Use an integer data type for the first column of the clustered index of the base table.

Using an integer data type for the first column of the clustered index of the base table

produces the highest full-text index population speed.

Build a secondary index on a timestamp column.

By using so, you can improve the performance of incremental population.

If you have several physical disks, place the database files separately from the

full-text catalog files.

In this case, you can improve the speed of full-text queries, because multiple disks

can process input/output requests concurrently.

Consider using search across multiple columns.

In SQL Server 2016, you can specify an arbitrary number of columns in a full-text

predicate via a column list.

If you have several physical disks, create several Pagefile.sys files, so that each

Pagefile.sys file will be placed on its own physical disk.

Spreading paging files across multiple disk drives and controllers improves

performance on most disk systems because multiple disks can process input/output

requests concurrently.

Use the top_n_by_rank parameter with CONTAINSTABLE or FREETEXTTABLE.

It can be used to restrict the number of rows returned. The top_n_by_rank parameter

specifies that only the n-highest ranked matches, in descending order, will be returned.

Try to use the CONTAINS or FREETEXT predicates instead of the CONTAINSTABLE

or FREETEXTTABLE functions to simplify the query’s text.

Because qualifying rows returned by the CONTAINSTABLE or FREETEXTTABLE

rowset functions must be explicitly joined with the rows in the original SQL Server table,

the queries that use the CONTAINSTABLE and FREETEXTTABLE functions are more

complex than those that use the CONTAINS and FREETEXT predicates.

Consider limit the size of the buffer pool before you perform a full population.

If the sqlservr.exe process tries to grab all available memory for the buffer pool,

out-of-memory conditions and failure to allocate shared memory can occur for the

fdhost.exe process. You can limit the size of the buffer pool by setting the

‘max server memory’ server option to leave enough memory for the fdhost.exe

process and operating system use.

Use full-text data definition language (DDL) statements to create, modify, and
drop
full-text catalogs and indexes.

You can use CREATE FULLTEXT CATALOG, ALTER FULLTEXT CATALOG,

DROP FULLTEXT CATALOG, CREATE FULLTEXT INDEX, ALTER FULLTEXT

INDEX and DROP FULLTEXT INDEX statements to create, modify, and drop

full-text catalogs and indexes. Because using the full-text data definition language
(DDL) statements is more efficient than using the stored procedures and the stored
procedures, which used to work with full-text catalogs and indexes, will be removed
in a future version of SQL Server, you should use full-text data definition language
(DDL) statements to create, modify, and drop full-text catalogs and indexes.

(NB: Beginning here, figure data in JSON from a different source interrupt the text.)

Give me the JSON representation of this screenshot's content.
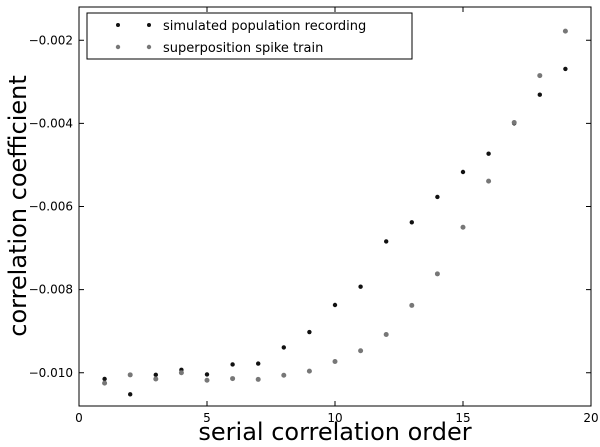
{
  "chart_data": {
    "type": "scatter",
    "title": "",
    "xlabel": "serial correlation order",
    "ylabel": "correlation coefficient",
    "xlim": [
      0,
      20
    ],
    "ylim": [
      -0.0108,
      -0.0012
    ],
    "xticks": [
      0,
      5,
      10,
      15,
      20
    ],
    "yticks": [
      -0.01,
      -0.008,
      -0.006,
      -0.004,
      -0.002
    ],
    "ytick_labels": [
      "−0.010",
      "−0.008",
      "−0.006",
      "−0.004",
      "−0.002"
    ],
    "grid": false,
    "legend": "top-left",
    "series": [
      {
        "name": "simulated population recording",
        "color": "#111111",
        "x": [
          1,
          2,
          3,
          4,
          5,
          6,
          7,
          8,
          9,
          10,
          11,
          12,
          13,
          14,
          15,
          16,
          17,
          18,
          19
        ],
        "y": [
          -0.01015,
          -0.01052,
          -0.01005,
          -0.00993,
          -0.01004,
          -0.0098,
          -0.00978,
          -0.00939,
          -0.00902,
          -0.00837,
          -0.00793,
          -0.00684,
          -0.00638,
          -0.00577,
          -0.00517,
          -0.00473,
          -0.004,
          -0.00331,
          -0.00269
        ]
      },
      {
        "name": "superposition spike train",
        "color": "#777777",
        "x": [
          1,
          2,
          3,
          4,
          5,
          6,
          7,
          8,
          9,
          10,
          11,
          12,
          13,
          14,
          15,
          16,
          17,
          18,
          19
        ],
        "y": [
          -0.01025,
          -0.01005,
          -0.01015,
          -0.01,
          -0.01018,
          -0.01014,
          -0.01016,
          -0.01006,
          -0.00996,
          -0.00973,
          -0.00947,
          -0.00908,
          -0.00838,
          -0.00762,
          -0.0065,
          -0.00539,
          -0.00398,
          -0.00285,
          -0.00178
        ]
      }
    ]
  }
}
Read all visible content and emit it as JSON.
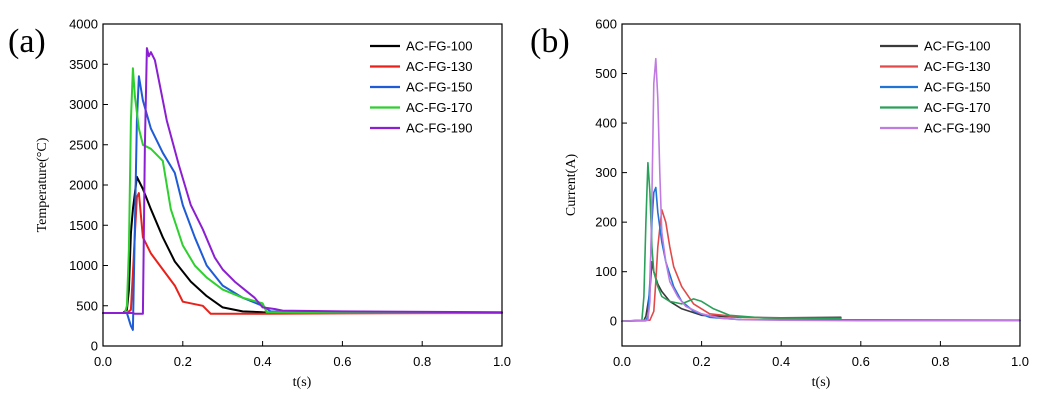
{
  "chart_data": [
    {
      "panel_label": "(a)",
      "type": "line",
      "title": "",
      "xlabel": "t(s)",
      "ylabel": "Temperature(°C)",
      "xlim": [
        0.0,
        1.0
      ],
      "ylim": [
        0,
        4000
      ],
      "xticks": [
        0.0,
        0.2,
        0.4,
        0.6,
        0.8,
        1.0
      ],
      "xtick_labels": [
        "0.0",
        "0.2",
        "0.4",
        "0.6",
        "0.8",
        "1.0"
      ],
      "yticks": [
        0,
        500,
        1000,
        1500,
        2000,
        2500,
        3000,
        3500,
        4000
      ],
      "ytick_labels": [
        "0",
        "500",
        "1000",
        "1500",
        "2000",
        "2500",
        "3000",
        "3500",
        "4000"
      ],
      "grid": false,
      "legend_position": "top-right",
      "series": [
        {
          "name": "AC-FG-100",
          "color": "#000000",
          "x": [
            0,
            0.05,
            0.06,
            0.065,
            0.07,
            0.075,
            0.085,
            0.1,
            0.12,
            0.15,
            0.18,
            0.22,
            0.26,
            0.3,
            0.35,
            0.4,
            0.5,
            0.7,
            1.0
          ],
          "y": [
            410,
            410,
            450,
            700,
            1400,
            1700,
            2100,
            1950,
            1700,
            1350,
            1050,
            800,
            620,
            480,
            430,
            420,
            415,
            412,
            412
          ]
        },
        {
          "name": "AC-FG-130",
          "color": "#e8211a",
          "x": [
            0,
            0.06,
            0.07,
            0.075,
            0.08,
            0.085,
            0.09,
            0.1,
            0.12,
            0.15,
            0.18,
            0.2,
            0.25,
            0.27,
            0.4,
            0.6,
            1.0
          ],
          "y": [
            410,
            410,
            450,
            900,
            1400,
            1850,
            1900,
            1350,
            1150,
            950,
            750,
            550,
            500,
            400,
            400,
            405,
            410
          ]
        },
        {
          "name": "AC-FG-150",
          "color": "#1f5bd6",
          "x": [
            0,
            0.06,
            0.07,
            0.075,
            0.08,
            0.085,
            0.09,
            0.1,
            0.12,
            0.15,
            0.18,
            0.2,
            0.23,
            0.26,
            0.3,
            0.35,
            0.4,
            0.42,
            0.5,
            1.0
          ],
          "y": [
            410,
            410,
            250,
            200,
            1500,
            2800,
            3350,
            3050,
            2700,
            2400,
            2150,
            1750,
            1350,
            1000,
            750,
            600,
            500,
            430,
            415,
            412
          ]
        },
        {
          "name": "AC-FG-170",
          "color": "#2fcf2f",
          "x": [
            0,
            0.055,
            0.06,
            0.065,
            0.07,
            0.075,
            0.08,
            0.085,
            0.09,
            0.1,
            0.12,
            0.15,
            0.17,
            0.2,
            0.23,
            0.26,
            0.3,
            0.35,
            0.4,
            0.41,
            0.5,
            1.0
          ],
          "y": [
            410,
            410,
            500,
            1200,
            2800,
            3450,
            3100,
            2900,
            2700,
            2500,
            2450,
            2300,
            1700,
            1250,
            1000,
            850,
            700,
            600,
            530,
            420,
            415,
            412
          ]
        },
        {
          "name": "AC-FG-190",
          "color": "#8b1fd1",
          "x": [
            0,
            0.075,
            0.08,
            0.1,
            0.105,
            0.11,
            0.115,
            0.12,
            0.13,
            0.14,
            0.16,
            0.19,
            0.22,
            0.25,
            0.28,
            0.3,
            0.33,
            0.36,
            0.38,
            0.4,
            0.43,
            0.45,
            0.6,
            1.0
          ],
          "y": [
            410,
            410,
            400,
            400,
            2500,
            3700,
            3600,
            3650,
            3550,
            3300,
            2800,
            2250,
            1750,
            1450,
            1100,
            950,
            800,
            680,
            600,
            480,
            460,
            440,
            430,
            420
          ]
        }
      ]
    },
    {
      "panel_label": "(b)",
      "type": "line",
      "title": "",
      "xlabel": "t(s)",
      "ylabel": "Current(A)",
      "xlim": [
        0.0,
        1.0
      ],
      "ylim": [
        -50,
        600
      ],
      "xticks": [
        0.0,
        0.2,
        0.4,
        0.6,
        0.8,
        1.0
      ],
      "xtick_labels": [
        "0.0",
        "0.2",
        "0.4",
        "0.6",
        "0.8",
        "1.0"
      ],
      "yticks": [
        0,
        100,
        200,
        300,
        400,
        500,
        600
      ],
      "ytick_labels": [
        "0",
        "100",
        "200",
        "300",
        "400",
        "500",
        "600"
      ],
      "grid": false,
      "legend_position": "top-right",
      "series": [
        {
          "name": "AC-FG-100",
          "color": "#3a3a3a",
          "x": [
            0,
            0.055,
            0.06,
            0.07,
            0.075,
            0.08,
            0.09,
            0.1,
            0.12,
            0.15,
            0.2,
            0.3,
            0.4,
            0.55
          ],
          "y": [
            0,
            2,
            10,
            60,
            120,
            100,
            75,
            60,
            40,
            25,
            12,
            8,
            7,
            8
          ]
        },
        {
          "name": "AC-FG-130",
          "color": "#e14a4a",
          "x": [
            0,
            0.07,
            0.08,
            0.085,
            0.09,
            0.1,
            0.11,
            0.12,
            0.13,
            0.15,
            0.18,
            0.22,
            0.3,
            0.4,
            0.55
          ],
          "y": [
            0,
            2,
            20,
            80,
            150,
            225,
            200,
            150,
            110,
            70,
            35,
            15,
            8,
            6,
            6
          ]
        },
        {
          "name": "AC-FG-150",
          "color": "#1f74d6",
          "x": [
            0,
            0.06,
            0.065,
            0.07,
            0.075,
            0.08,
            0.085,
            0.09,
            0.1,
            0.11,
            0.13,
            0.15,
            0.18,
            0.22,
            0.3,
            1.0
          ],
          "y": [
            0,
            1,
            10,
            80,
            200,
            260,
            270,
            220,
            160,
            120,
            70,
            40,
            20,
            8,
            3,
            2
          ]
        },
        {
          "name": "AC-FG-170",
          "color": "#2aa05a",
          "x": [
            0,
            0.05,
            0.055,
            0.06,
            0.065,
            0.07,
            0.075,
            0.08,
            0.09,
            0.1,
            0.12,
            0.15,
            0.18,
            0.2,
            0.23,
            0.27,
            0.35,
            0.55
          ],
          "y": [
            0,
            2,
            50,
            200,
            320,
            260,
            150,
            100,
            70,
            50,
            40,
            35,
            45,
            40,
            25,
            12,
            7,
            6
          ]
        },
        {
          "name": "AC-FG-190",
          "color": "#c07be0",
          "x": [
            0,
            0.065,
            0.07,
            0.075,
            0.08,
            0.085,
            0.09,
            0.095,
            0.1,
            0.11,
            0.12,
            0.14,
            0.16,
            0.2,
            0.25,
            0.3,
            0.4,
            0.6,
            0.8,
            1.0
          ],
          "y": [
            0,
            2,
            40,
            250,
            480,
            530,
            450,
            300,
            180,
            120,
            80,
            50,
            30,
            15,
            6,
            3,
            2,
            1,
            1,
            1
          ]
        }
      ]
    }
  ]
}
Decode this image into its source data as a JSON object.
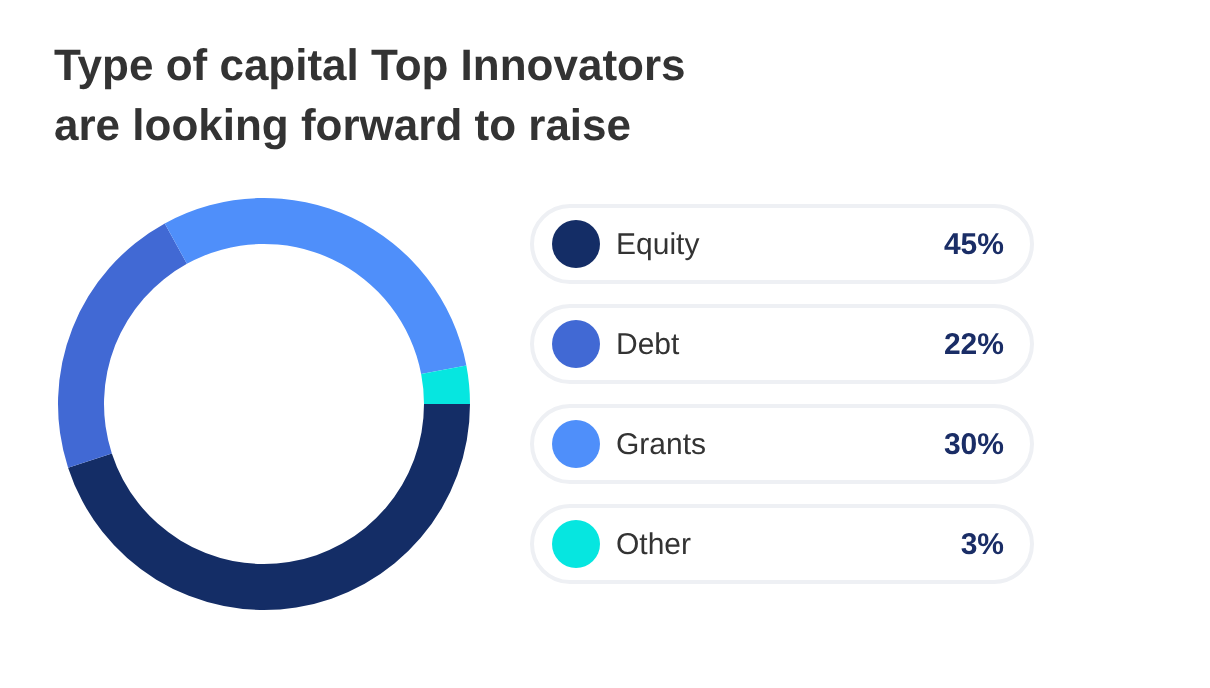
{
  "chart_data": {
    "type": "donut",
    "title": "Type of capital Top Innovators are looking forward to raise",
    "categories": [
      "Equity",
      "Debt",
      "Grants",
      "Other"
    ],
    "values": [
      45,
      22,
      30,
      3
    ],
    "colors": [
      "#142d66",
      "#4169d4",
      "#4f8ffa",
      "#06e6e0"
    ],
    "value_labels": [
      "45%",
      "22%",
      "30%",
      "3%"
    ],
    "legend": "right"
  }
}
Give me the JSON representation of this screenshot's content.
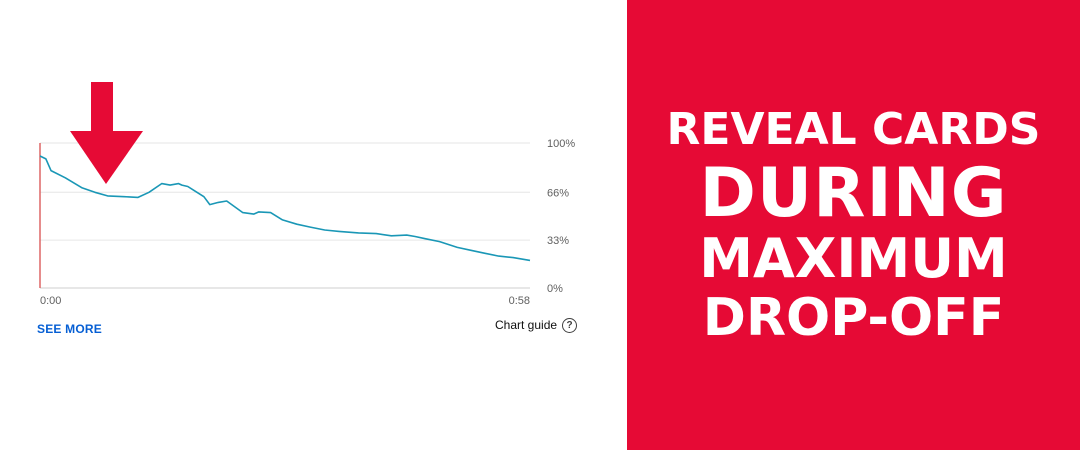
{
  "chart_data": {
    "type": "line",
    "x_axis_labels": [
      "0:00",
      "0:58"
    ],
    "y_axis_labels": [
      "100%",
      "66%",
      "33%",
      "0%"
    ],
    "x_range_seconds": [
      0,
      58
    ],
    "ylim": [
      0,
      100
    ],
    "grid": true,
    "series": [
      {
        "color": "#1a97b6",
        "x": [
          0,
          0.7,
          1.3,
          3,
          5,
          6.5,
          8,
          10,
          11.6,
          12.9,
          14.4,
          15.4,
          16.4,
          16.8,
          17.5,
          18.3,
          19.4,
          20.1,
          21.1,
          22.1,
          24,
          25.3,
          25.9,
          27.3,
          28.7,
          30.4,
          32,
          33.7,
          35.4,
          37.7,
          39.8,
          41.6,
          43.4,
          44.4,
          45.6,
          47.3,
          49.4,
          51,
          52.6,
          54.3,
          56,
          58
        ],
        "y": [
          91,
          89,
          81,
          76,
          69,
          66,
          63.5,
          63,
          62.5,
          66,
          72,
          71,
          72,
          71,
          70,
          67,
          63,
          57.5,
          59,
          60,
          52,
          51,
          52.5,
          52,
          47,
          44,
          42,
          40,
          39,
          38,
          37.5,
          36,
          36.5,
          35.5,
          34,
          32,
          28,
          26,
          24,
          22,
          21,
          19
        ]
      }
    ],
    "annotation": "red-down-arrow"
  },
  "actions": {
    "see_more_label": "SEE MORE",
    "chart_guide_label": "Chart guide",
    "help_icon": "help-circle-icon"
  },
  "promo": {
    "background_color": "#e60a35",
    "text_color": "#ffffff",
    "lines": [
      "REVEAL CARDS",
      "DURING",
      "MAXIMUM",
      "DROP-OFF"
    ]
  },
  "colors": {
    "line": "#1a97b6",
    "arrow": "#e60a35",
    "grid": "#e6e6e6",
    "playhead": "#d94f4f"
  }
}
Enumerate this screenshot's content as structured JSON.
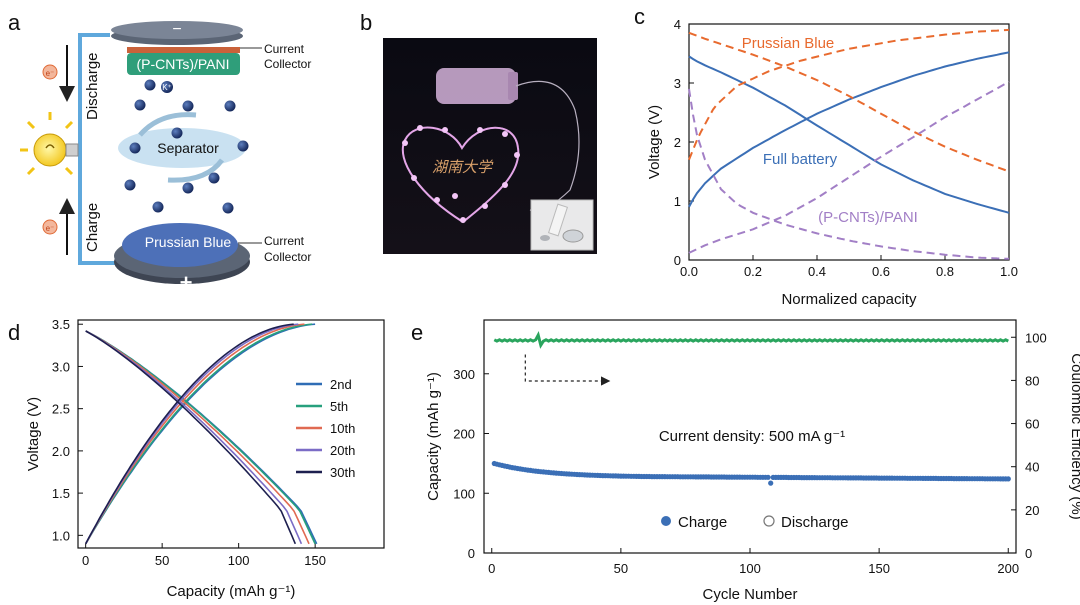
{
  "panels": {
    "a": {
      "label": "a",
      "top_electrode": "(P-CNTs)/PANI",
      "bottom_electrode": "Prussian Blue",
      "separator": "Separator",
      "ion": "K⁺",
      "current_collector_top": [
        "Current",
        "Collector"
      ],
      "current_collector_bottom": [
        "Current",
        "Collector"
      ],
      "discharge": "Discharge",
      "charge": "Charge",
      "minus": "−",
      "plus": "+",
      "electron": "e⁻"
    },
    "b": {
      "label": "b",
      "handwriting": "湖南大学"
    },
    "c": {
      "label": "c"
    },
    "d": {
      "label": "d"
    },
    "e": {
      "label": "e",
      "annotation": "Current density: 500 mA g⁻¹"
    }
  },
  "chart_data": [
    {
      "id": "c",
      "type": "line",
      "xlabel": "Normalized capacity",
      "ylabel": "Voltage (V)",
      "xlim": [
        0,
        1
      ],
      "ylim": [
        0,
        4
      ],
      "xticks": [
        "0.0",
        "0.2",
        "0.4",
        "0.6",
        "0.8",
        "1.0"
      ],
      "yticks": [
        "0",
        "1",
        "2",
        "3",
        "4"
      ],
      "series": [
        {
          "name": "Full battery",
          "color": "#3b6fb6",
          "style": "solid",
          "curves": [
            {
              "x": [
                0,
                0.02,
                0.05,
                0.1,
                0.2,
                0.3,
                0.4,
                0.5,
                0.6,
                0.7,
                0.8,
                0.9,
                1.0
              ],
              "y": [
                3.45,
                3.38,
                3.3,
                3.18,
                2.92,
                2.62,
                2.28,
                1.95,
                1.62,
                1.35,
                1.12,
                0.95,
                0.8
              ]
            },
            {
              "x": [
                0,
                0.02,
                0.05,
                0.1,
                0.2,
                0.3,
                0.4,
                0.5,
                0.6,
                0.7,
                0.8,
                0.9,
                1.0
              ],
              "y": [
                0.9,
                1.1,
                1.3,
                1.55,
                1.9,
                2.2,
                2.48,
                2.72,
                2.93,
                3.12,
                3.28,
                3.41,
                3.52
              ]
            }
          ]
        },
        {
          "name": "Prussian Blue",
          "color": "#e86a2e",
          "style": "dashed",
          "curves": [
            {
              "x": [
                0,
                0.05,
                0.1,
                0.2,
                0.3,
                0.4,
                0.5,
                0.6,
                0.7,
                0.8,
                0.9,
                1.0
              ],
              "y": [
                3.85,
                3.75,
                3.66,
                3.48,
                3.28,
                3.05,
                2.78,
                2.48,
                2.18,
                1.92,
                1.7,
                1.5
              ]
            },
            {
              "x": [
                0,
                0.03,
                0.08,
                0.15,
                0.25,
                0.35,
                0.5,
                0.65,
                0.8,
                0.9,
                1.0
              ],
              "y": [
                1.7,
                2.1,
                2.6,
                2.95,
                3.2,
                3.38,
                3.58,
                3.72,
                3.82,
                3.87,
                3.9
              ]
            }
          ]
        },
        {
          "name": "(P-CNTs)/PANI",
          "color": "#a27fc6",
          "style": "dashed",
          "curves": [
            {
              "x": [
                0,
                0.02,
                0.05,
                0.1,
                0.15,
                0.2,
                0.3,
                0.4,
                0.5,
                0.6,
                0.7,
                0.8,
                0.9,
                1.0
              ],
              "y": [
                2.9,
                2.2,
                1.7,
                1.2,
                0.95,
                0.8,
                0.6,
                0.45,
                0.33,
                0.23,
                0.15,
                0.09,
                0.04,
                0.02
              ]
            },
            {
              "x": [
                0,
                0.05,
                0.1,
                0.2,
                0.3,
                0.4,
                0.5,
                0.6,
                0.7,
                0.8,
                0.9,
                1.0
              ],
              "y": [
                0.12,
                0.25,
                0.35,
                0.52,
                0.75,
                1.05,
                1.4,
                1.75,
                2.08,
                2.42,
                2.72,
                3.02
              ]
            }
          ]
        }
      ],
      "labels": [
        "Prussian Blue",
        "Full battery",
        "(P-CNTs)/PANI"
      ]
    },
    {
      "id": "d",
      "type": "line",
      "xlabel": "Capacity (mAh g⁻¹)",
      "ylabel": "Voltage (V)",
      "xlim": [
        -5,
        195
      ],
      "ylim": [
        0.85,
        3.55
      ],
      "xticks": [
        0,
        50,
        100,
        150
      ],
      "yticks": [
        "1.0",
        "1.5",
        "2.0",
        "2.5",
        "3.0",
        "3.5"
      ],
      "legend": "right",
      "series": [
        {
          "name": "2nd",
          "color": "#2f6db5",
          "charge_end": 150,
          "discharge_end": 151
        },
        {
          "name": "5th",
          "color": "#27a07d",
          "charge_end": 148,
          "discharge_end": 150
        },
        {
          "name": "10th",
          "color": "#e06a52",
          "charge_end": 143,
          "discharge_end": 146
        },
        {
          "name": "20th",
          "color": "#7b6cc6",
          "charge_end": 139,
          "discharge_end": 141
        },
        {
          "name": "30th",
          "color": "#1d1f4f",
          "charge_end": 136,
          "discharge_end": 137
        }
      ],
      "voltage_start": 3.42,
      "voltage_min": 0.9,
      "voltage_max": 3.5
    },
    {
      "id": "e",
      "type": "scatter",
      "xlabel": "Cycle Number",
      "ylabel": "Capacity (mAh g⁻¹)",
      "y2label": "Coulombic Efficiency (%)",
      "xlim": [
        -3,
        203
      ],
      "ylim": [
        0,
        390
      ],
      "y2lim": [
        0,
        108
      ],
      "xticks": [
        0,
        50,
        100,
        150,
        200
      ],
      "yticks": [
        0,
        100,
        200,
        300
      ],
      "y2ticks": [
        0,
        20,
        40,
        60,
        80,
        100
      ],
      "legend": [
        "Charge",
        "Discharge"
      ],
      "charge_color": "#3b6fb6",
      "ce_color": "#2aa55e",
      "capacity": {
        "start": 151,
        "mid": 128,
        "end": 124,
        "dip_cycle": 108,
        "dip_value": 117
      },
      "ce": {
        "value": 98.5,
        "spike_cycle": 18,
        "spike_value": 101
      }
    }
  ]
}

Consider using the NEAR option of the CONTAINS predicate or CONTAINSTABLE

function.

SQL Server 2016 supports the NEAR option of the CONTAINS predicate or

CONTAINSTABLE function. By using the custom NEAR option you can do the following:

– specify the maximum number of non-search terms that separate the first and last
search terms in a match

– specify that words and phrases are matched only if they occur in the order in which

you specify them.


Set the ‘awe enabled’ server configuration option to 1 if you have more than

4 gigabytes (GB) of physical memory.

Beginning in SQL Server 2008, the full-text engine can use AWE memory because

the full-text engine is part of the sqlservr.exe. Because the ‘awe enabled’ configuration

option is an advanced option, you should set the ‘show advanced option’ option to 1

to make the ‘awe enabled’ available.

Note. You must restart the SQL Server 2016 to apply changes to the ‘awe enabled’ option.


Make full-text index population during periods of low database access.

Because full-text index population takes some time, these updates should be
scheduled during CPU idle time and slow production periods.

Assign a very large table (a table that has millions of rows) to its own full-text catalog.

This can improve performance, and can be used to simplify administering and monitoring.